1.2 Intelligenz und Emotion

1.2.1 Implikation des Intelligenzbegriffs

Der Begriff Intelligenz weist zunächst auf den Charakter einer Fähigkeit hin. Wie Jensen (1996) argumentiert, sind Zuwächse im Intelligenzbereich nur in sehr geringen Ausmaßen möglich. Obwohl noch in den 60er Jahren amerikanische Forscher überzeugt waren, über Trainingsprogramme einen Intelligenzzuwachs erzielen zu können, erfüllten sich diese hochgesteckten Erwartungen nicht. Eine Folge solcher Erwartungen waren „head start“ Programme, die Kindern, die aus sozial benachteiligten Schichten stammten und einen Rückstand im Intelligenzbereich aufwiesen, eine entsprechende Frühförderung zukommen ließen. Intelligenz wurde als plastisch und veränderbar betrachtet, deren Training Menschen zu höheren Leistungen verhelfen könnte. Nicht zufällig fiel diese Denkweise in eine Zeit, die in Amerika von Ideen der Gleichberechtigung und Demokratisierung von Bildung und Lebensmöglichkeiten geprägt war. Trotz der breiten Unterstützung für solche Projekte, waren die Ergebnisse in bezug auf den Intelligenzgewinn enttäuschend. Diese Enttäuschung war deshalb um so größer, weil selbst Kinder, die man vom Kleinkindalter bis zum Schulalter in solche Programme miteinbezog, nur bescheidene Zuwächse im Intelligenzbereich aufweisen konnten (Jensen, 1996). Diese Zuwächse wurden überdies von Kritikern auch noch als Übungseffekte gewertet, die sich aus der Verwendung von Items aus Intelligenztests im Unterricht ergaben.
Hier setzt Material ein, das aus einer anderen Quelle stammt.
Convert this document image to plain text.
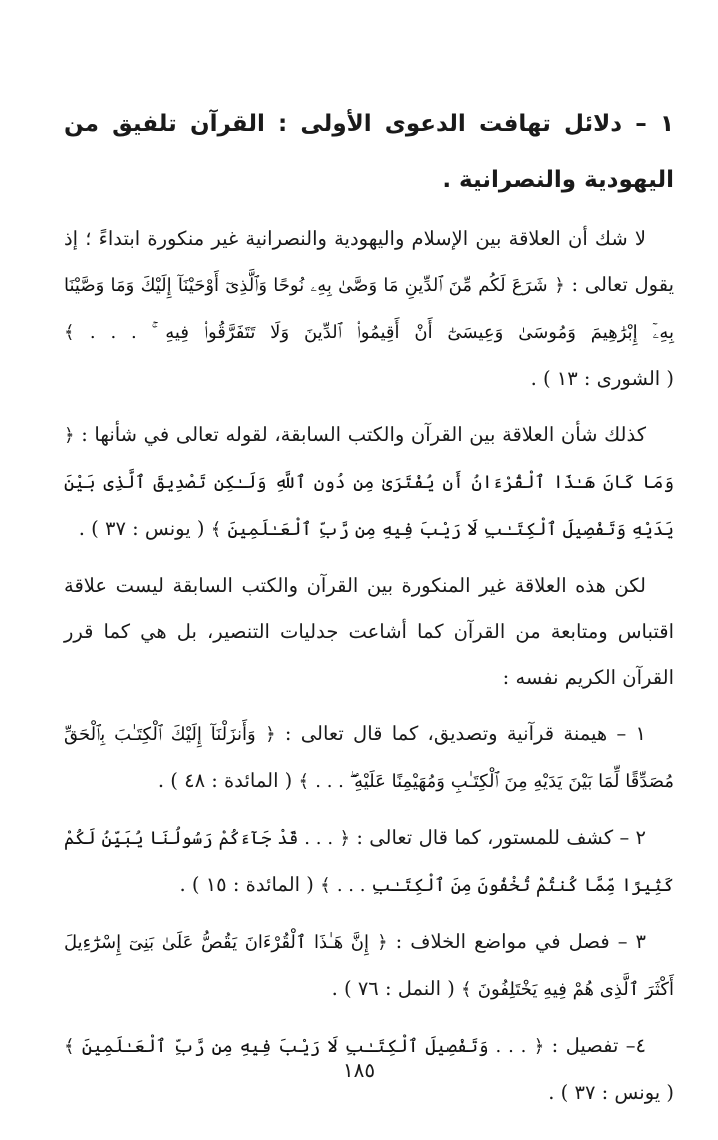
١ – دلائل تهافت الدعوى الأولى : القرآن تلفيق من اليهودية والنصرانية .

لا شك أن العلاقة بين الإسلام واليهودية والنصرانية غير منكورة ابتداءً ؛ إذ يقول تعالى : ﴿ شَرَعَ لَكُم مِّنَ ٱلدِّينِ مَا وَصَّىٰ بِهِۦ نُوحًا وَٱلَّذِىٓ أَوْحَيْنَآ إِلَيْكَ وَمَا وَصَّيْنَا بِهِۦٓ إِبْرَٰهِيمَ وَمُوسَىٰ وَعِيسَىٰٓ أَنْ أَقِيمُوا۟ ٱلدِّينَ وَلَا تَتَفَرَّقُوا۟ فِيهِ ۚ . . . ﴾ ( الشورى : ١٣ ) .

كذلك شأن العلاقة بين القرآن والكتب السابقة، لقوله تعالى في شأنها : ﴿ وَمَا كَانَ هَـٰذَا ٱلْقُرْءَانُ أَن يُفْتَرَىٰ مِن دُونِ ٱللَّهِ وَلَـٰكِن تَصْدِيقَ ٱلَّذِى بَيْنَ يَدَيْهِ وَتَفْصِيلَ ٱلْكِتَـٰبِ لَا رَيْبَ فِيهِ مِن رَّبِّ ٱلْعَـٰلَمِينَ ﴾ ( يونس : ٣٧ ) .

لكن هذه العلاقة غير المنكورة بين القرآن والكتب السابقة ليست علاقة اقتباس ومتابعة من القرآن كما أشاعت جدليات التنصير، بل هي كما قرر القرآن الكريم نفسه :

١ – هيمنة قرآنية وتصديق، كما قال تعالى : ﴿ وَأَنزَلْنَآ إِلَيْكَ ٱلْكِتَـٰبَ بِٱلْحَقِّ مُصَدِّقًا لِّمَا بَيْنَ يَدَيْهِ مِنَ ٱلْكِتَـٰبِ وَمُهَيْمِنًا عَلَيْهِ ۖ . . . ﴾ ( المائدة : ٤٨ ) .

٢ – كشف للمستور، كما قال تعالى : ﴿ . . . قَدْ جَآءَكُمْ رَسُولُنَا يُبَيِّنُ لَكُمْ كَثِيرًا مِّمَّا كُنتُمْ تُخْفُونَ مِنَ ٱلْكِتَـٰبِ . . . ﴾ ( المائدة : ١٥ ) .

٣ – فصل في مواضع الخلاف : ﴿ إِنَّ هَـٰذَا ٱلْقُرْءَانَ يَقُصُّ عَلَىٰ بَنِىٓ إِسْرَٰٓءِيلَ أَكْثَرَ ٱلَّذِى هُمْ فِيهِ يَخْتَلِفُونَ ﴾ ( النمل : ٧٦ ) .

٤– تفصيل : ﴿ . . . وَتَفْصِيلَ ٱلْكِتَـٰبِ لَا رَيْبَ فِيهِ مِن رَّبِّ ٱلْعَـٰلَمِينَ ﴾ ( يونس : ٣٧ ) .

١٨٥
Emotionale Intelligenz sollte daher als nur beschränkt veränderbar angesehen werden. Primäres Ziel sollte deshalb die Entwicklung einer möglichst exakten Meßmethode sein. Erst wenn das Vorhandensein entsprechender empirischer Daten es indiziert, sollte man sich mit einer gegebenenfalls vorhandenen Möglichkeit zum Training emotionaler Intelligenz beschäftigen. Diese Reihenfolge ergibt sich notwendigerweise auch aus dem Bedürfnis, spätere Trainingsprogramme auf ihren Erfolg hin evaluieren zu können.
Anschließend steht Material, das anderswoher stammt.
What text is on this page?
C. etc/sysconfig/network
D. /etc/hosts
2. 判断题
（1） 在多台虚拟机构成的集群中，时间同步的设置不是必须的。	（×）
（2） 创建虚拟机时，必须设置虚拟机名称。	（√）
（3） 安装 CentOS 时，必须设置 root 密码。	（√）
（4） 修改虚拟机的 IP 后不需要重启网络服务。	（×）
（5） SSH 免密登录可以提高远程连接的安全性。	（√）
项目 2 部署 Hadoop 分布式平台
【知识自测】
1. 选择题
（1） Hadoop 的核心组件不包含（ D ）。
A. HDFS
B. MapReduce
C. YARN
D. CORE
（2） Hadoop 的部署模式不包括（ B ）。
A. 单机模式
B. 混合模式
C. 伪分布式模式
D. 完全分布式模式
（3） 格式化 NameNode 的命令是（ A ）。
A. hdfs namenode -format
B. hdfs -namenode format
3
1.2.2 Erweiterung des Intelligenzbegriffs

Emotionale Intelligenz an herkömmliche („akademische“) Intelligenz anzulehnen wirft die Frage auf, warum eine solche Erweiterung des herkömmlichen Intelligenzbegriffs überhaupt notwendig wurde. An dieser Stelle soll eine ausführliche Beschreibung verschiedener Intelligenzmodelle vermieden werden (für einen leicht verständlichen Überblick siehe etwa Shaver & Tarpy, 1993). Eine Kritik an herkömmlichen Intelligenzmodellen und den daraus entstandenen Testinstrumenten ist ihre rein akademische Bedeutung. Die Tests würden, so Neisser (1983, zitiert in Benjafield, 1997), vor allem die Fähigkeit, Tests in Prüfungssituationen abzulegen, messen und gäben wenig Aufschluß über Fähigkeiten, die in natürlichen Situationen benötigt werden.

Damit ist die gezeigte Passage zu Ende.